The other day, I reread the first column I wrote for the Odessa American because I remembered it was about the 2008 Olympics in Beijing, and I was very upset about the fact that we hadn’t won the “true” medal count.
Don’t tell me we have the most medals, list us first and pretend that matters. Don’t tell me we still got second and ought be pleased with ourselves for that. Don’t tell me the Chinese girls cheated and are younger than they claim to be and our poor 16-year-olds didn’t have a chance.
We lost, and I don’t care if it’s basketball, diving or dressage, we ought to bring home the gold. We ought to win. We’re American. That’s what we do; that’s who we are.
Despite waifish protestations to the contrary, there are still winners and losers in the Olympics, and while trampolining, artistic gymnastics and dressage (obviously I find this the funniest IOC-sanctioned sport) ought not count in the totals as much as track and field or swimming and basketball — despite that, they do, and we have to accept that. After accepting that, the USA must then go out and dominate all other nations on earth.
I’m not a sportsman, but I am deeply patriotic. My obsession for athletics extends only to a handful of sports, and some of those can only capture my attention every four years. Most others, not even that.
But the medal count – the list of how all other countries on every other continent should just follow Antarctica’s lead and forfeit in advance while Mexico and Canada and Jamaica just apply for annexation – I check that several times a day during the Olympics. And I turn to my trusted calculator and use the following formula:
Gold medals are three points; silvers are two; bronze are one.
As of this writing, the United States has 219 points. China is in second with 188 and no real expectation to close the distance as the Summer Games say bugger off to London.
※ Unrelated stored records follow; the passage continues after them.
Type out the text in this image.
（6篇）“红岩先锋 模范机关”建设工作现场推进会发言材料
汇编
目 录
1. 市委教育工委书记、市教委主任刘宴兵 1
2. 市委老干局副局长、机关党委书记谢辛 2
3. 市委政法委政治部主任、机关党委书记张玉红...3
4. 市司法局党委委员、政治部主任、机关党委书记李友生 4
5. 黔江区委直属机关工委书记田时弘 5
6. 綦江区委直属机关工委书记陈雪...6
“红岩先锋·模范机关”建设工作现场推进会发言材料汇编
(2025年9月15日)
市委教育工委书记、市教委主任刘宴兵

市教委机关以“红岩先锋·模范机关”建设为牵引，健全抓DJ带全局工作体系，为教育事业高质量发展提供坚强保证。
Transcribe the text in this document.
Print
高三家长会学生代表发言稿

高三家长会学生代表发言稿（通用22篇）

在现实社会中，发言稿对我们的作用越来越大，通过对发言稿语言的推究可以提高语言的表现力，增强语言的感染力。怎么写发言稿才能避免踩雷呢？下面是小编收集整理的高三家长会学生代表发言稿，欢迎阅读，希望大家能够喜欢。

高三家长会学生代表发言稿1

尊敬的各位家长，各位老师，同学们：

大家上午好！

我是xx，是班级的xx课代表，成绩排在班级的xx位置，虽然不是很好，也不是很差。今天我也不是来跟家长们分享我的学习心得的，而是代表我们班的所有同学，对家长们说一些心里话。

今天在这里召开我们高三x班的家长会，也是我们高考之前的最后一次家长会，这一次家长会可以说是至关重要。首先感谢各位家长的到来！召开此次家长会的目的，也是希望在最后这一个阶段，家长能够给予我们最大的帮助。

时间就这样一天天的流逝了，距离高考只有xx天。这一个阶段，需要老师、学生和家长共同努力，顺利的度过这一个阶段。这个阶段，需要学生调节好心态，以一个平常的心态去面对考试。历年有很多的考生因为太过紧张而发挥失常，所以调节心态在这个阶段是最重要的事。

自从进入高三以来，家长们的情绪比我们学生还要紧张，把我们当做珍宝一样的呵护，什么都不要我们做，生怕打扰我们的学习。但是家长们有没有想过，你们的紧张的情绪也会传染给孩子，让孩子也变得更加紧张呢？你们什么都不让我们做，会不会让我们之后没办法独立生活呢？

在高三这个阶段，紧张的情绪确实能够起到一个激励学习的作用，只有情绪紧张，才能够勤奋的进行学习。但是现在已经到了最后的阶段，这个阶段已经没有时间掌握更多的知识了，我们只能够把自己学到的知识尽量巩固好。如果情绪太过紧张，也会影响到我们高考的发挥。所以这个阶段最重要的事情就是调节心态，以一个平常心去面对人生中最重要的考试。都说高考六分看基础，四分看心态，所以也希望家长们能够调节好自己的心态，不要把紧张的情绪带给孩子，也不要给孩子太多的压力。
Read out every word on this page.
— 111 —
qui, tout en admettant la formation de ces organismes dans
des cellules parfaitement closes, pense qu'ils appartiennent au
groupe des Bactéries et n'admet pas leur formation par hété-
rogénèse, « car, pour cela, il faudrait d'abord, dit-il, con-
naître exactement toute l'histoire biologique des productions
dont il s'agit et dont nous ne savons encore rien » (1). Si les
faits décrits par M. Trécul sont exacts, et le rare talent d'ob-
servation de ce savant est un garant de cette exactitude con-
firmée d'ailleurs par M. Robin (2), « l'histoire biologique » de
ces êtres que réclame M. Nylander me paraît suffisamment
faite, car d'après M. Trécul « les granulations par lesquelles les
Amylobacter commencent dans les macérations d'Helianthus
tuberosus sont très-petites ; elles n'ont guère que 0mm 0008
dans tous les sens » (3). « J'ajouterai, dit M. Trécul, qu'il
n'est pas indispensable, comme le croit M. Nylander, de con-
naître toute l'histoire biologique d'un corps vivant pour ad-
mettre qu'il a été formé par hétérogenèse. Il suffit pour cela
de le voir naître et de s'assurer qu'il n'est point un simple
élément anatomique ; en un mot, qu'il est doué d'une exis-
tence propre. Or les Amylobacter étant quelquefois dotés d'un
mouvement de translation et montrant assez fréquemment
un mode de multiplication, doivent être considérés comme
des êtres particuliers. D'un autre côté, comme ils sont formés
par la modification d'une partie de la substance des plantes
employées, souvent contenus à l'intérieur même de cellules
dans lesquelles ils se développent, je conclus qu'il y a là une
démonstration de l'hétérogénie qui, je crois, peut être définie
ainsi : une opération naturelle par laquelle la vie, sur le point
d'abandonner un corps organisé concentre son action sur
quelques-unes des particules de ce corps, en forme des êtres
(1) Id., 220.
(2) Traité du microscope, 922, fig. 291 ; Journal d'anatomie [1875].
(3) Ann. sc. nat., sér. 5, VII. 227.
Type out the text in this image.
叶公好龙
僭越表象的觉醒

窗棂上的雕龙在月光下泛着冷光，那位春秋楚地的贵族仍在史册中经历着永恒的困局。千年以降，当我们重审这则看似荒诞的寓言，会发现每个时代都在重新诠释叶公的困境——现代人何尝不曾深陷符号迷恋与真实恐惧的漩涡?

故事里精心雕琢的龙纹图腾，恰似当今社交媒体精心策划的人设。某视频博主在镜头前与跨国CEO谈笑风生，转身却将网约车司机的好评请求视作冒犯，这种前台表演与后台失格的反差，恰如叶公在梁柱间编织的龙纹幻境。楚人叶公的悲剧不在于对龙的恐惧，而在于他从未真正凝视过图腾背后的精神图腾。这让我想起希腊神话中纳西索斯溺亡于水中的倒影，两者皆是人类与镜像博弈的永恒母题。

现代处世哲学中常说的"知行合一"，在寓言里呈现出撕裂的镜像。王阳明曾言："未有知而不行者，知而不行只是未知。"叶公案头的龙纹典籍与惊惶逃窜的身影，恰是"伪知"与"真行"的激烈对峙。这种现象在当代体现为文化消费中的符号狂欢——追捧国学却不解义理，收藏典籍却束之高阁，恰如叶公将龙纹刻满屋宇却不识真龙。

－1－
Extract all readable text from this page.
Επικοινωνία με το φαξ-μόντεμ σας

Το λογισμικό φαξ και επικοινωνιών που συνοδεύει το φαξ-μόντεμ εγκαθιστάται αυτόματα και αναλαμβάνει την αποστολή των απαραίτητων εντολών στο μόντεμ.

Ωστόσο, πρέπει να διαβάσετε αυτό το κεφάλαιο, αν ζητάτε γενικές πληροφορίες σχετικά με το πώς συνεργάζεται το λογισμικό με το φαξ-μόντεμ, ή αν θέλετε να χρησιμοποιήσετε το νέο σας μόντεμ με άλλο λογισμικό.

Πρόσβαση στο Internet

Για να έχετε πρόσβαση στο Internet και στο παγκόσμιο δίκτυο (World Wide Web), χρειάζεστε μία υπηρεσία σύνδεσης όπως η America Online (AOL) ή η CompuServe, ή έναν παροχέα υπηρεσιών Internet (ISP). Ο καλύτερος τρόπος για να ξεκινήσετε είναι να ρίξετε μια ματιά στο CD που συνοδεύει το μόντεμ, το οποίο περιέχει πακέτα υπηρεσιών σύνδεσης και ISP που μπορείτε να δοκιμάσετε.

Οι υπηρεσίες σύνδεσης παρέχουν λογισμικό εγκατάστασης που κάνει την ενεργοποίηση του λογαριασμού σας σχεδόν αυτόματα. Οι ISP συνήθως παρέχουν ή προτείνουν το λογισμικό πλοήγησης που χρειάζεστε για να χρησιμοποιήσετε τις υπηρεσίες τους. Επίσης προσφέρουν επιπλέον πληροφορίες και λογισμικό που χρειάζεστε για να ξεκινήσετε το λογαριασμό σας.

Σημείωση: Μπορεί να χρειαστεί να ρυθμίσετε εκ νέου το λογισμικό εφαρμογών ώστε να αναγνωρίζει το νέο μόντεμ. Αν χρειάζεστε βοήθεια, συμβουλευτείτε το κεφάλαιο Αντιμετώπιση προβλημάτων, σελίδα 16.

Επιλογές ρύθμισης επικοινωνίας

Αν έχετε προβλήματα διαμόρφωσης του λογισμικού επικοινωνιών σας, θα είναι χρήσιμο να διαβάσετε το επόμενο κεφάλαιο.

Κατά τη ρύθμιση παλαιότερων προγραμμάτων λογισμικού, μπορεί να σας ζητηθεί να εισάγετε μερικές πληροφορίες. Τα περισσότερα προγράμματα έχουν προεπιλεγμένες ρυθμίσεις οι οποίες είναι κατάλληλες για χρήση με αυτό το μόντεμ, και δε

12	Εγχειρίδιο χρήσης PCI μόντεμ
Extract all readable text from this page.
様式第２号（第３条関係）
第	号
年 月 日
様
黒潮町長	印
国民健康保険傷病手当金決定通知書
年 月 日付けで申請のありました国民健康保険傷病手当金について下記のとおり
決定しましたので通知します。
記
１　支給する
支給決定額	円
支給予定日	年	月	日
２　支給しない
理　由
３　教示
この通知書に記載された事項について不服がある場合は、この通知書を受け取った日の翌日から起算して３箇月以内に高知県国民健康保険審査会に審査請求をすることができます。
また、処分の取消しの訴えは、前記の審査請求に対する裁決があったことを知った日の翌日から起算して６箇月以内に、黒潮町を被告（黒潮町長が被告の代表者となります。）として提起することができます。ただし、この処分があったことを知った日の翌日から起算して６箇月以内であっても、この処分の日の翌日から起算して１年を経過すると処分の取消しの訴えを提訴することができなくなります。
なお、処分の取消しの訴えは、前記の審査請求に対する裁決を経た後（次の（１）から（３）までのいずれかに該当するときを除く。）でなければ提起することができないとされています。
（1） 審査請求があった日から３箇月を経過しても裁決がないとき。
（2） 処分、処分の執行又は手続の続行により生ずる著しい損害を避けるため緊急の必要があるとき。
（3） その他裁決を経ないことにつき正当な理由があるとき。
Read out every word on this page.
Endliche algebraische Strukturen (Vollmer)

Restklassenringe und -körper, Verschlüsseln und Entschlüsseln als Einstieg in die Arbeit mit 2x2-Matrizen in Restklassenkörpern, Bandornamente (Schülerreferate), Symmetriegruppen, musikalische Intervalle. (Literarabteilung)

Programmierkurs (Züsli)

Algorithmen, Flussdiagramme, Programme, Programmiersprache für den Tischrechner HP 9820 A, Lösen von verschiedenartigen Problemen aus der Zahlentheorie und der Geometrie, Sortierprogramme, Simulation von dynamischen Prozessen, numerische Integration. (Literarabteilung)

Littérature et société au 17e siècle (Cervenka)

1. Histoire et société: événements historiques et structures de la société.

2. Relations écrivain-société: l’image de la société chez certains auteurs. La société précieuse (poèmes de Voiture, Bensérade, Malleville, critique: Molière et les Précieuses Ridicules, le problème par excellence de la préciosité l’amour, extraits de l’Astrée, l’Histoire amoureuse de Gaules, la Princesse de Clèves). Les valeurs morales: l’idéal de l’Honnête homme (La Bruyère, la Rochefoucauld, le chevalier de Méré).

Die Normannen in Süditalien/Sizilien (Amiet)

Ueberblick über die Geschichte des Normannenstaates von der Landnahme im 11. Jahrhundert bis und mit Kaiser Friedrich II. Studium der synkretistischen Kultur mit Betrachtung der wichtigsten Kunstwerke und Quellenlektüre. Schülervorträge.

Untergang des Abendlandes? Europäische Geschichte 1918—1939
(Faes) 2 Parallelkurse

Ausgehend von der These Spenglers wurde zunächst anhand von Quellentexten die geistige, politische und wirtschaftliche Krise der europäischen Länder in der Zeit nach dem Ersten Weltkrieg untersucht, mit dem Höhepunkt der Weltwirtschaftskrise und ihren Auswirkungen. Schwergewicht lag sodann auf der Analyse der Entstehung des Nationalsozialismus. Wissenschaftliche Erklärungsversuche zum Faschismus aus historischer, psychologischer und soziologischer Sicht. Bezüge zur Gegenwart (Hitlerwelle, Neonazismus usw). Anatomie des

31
So we did it! We’re the greatest again, and it feels good. Because if we can run, jump swim and get rulings from referees that go our way more than any other nation, that means we can produce more material, consume more, and blow people up around the world at our leisure better than four years ago.
And it’s strange because for all of the problems we’ve had, as less-than-ideal pretty much anyone would call our president and Congress of the past four years, we seem a whole lot better off now than four years ago. We’re “out of Iraq” and more importantly, Iraq is out of the news. We managed to depose a Libyan dictator without committing U.S. troops, and there’s reason to believe the same will happen in Syria. Afghanistan is winding down, and if we aren’t as potent as scary as we were in August 2001, well, we’re still pretty darn scary, and 2013-2017 promises to be inhabited by a president unafraid to drop bombs from unmanned drones on any suspected terrorists and their associates/families.
And that’s somewhat bitter and cynical sounding, and yes, we’re not well liked at the Olympics or in the rest of the word, but we’re #winners, baby. Hashtag and everything.
And it feels good. And no matter how little it means or what it represents, I still dare you not to feel good about it. Because I sure can’t stop myself.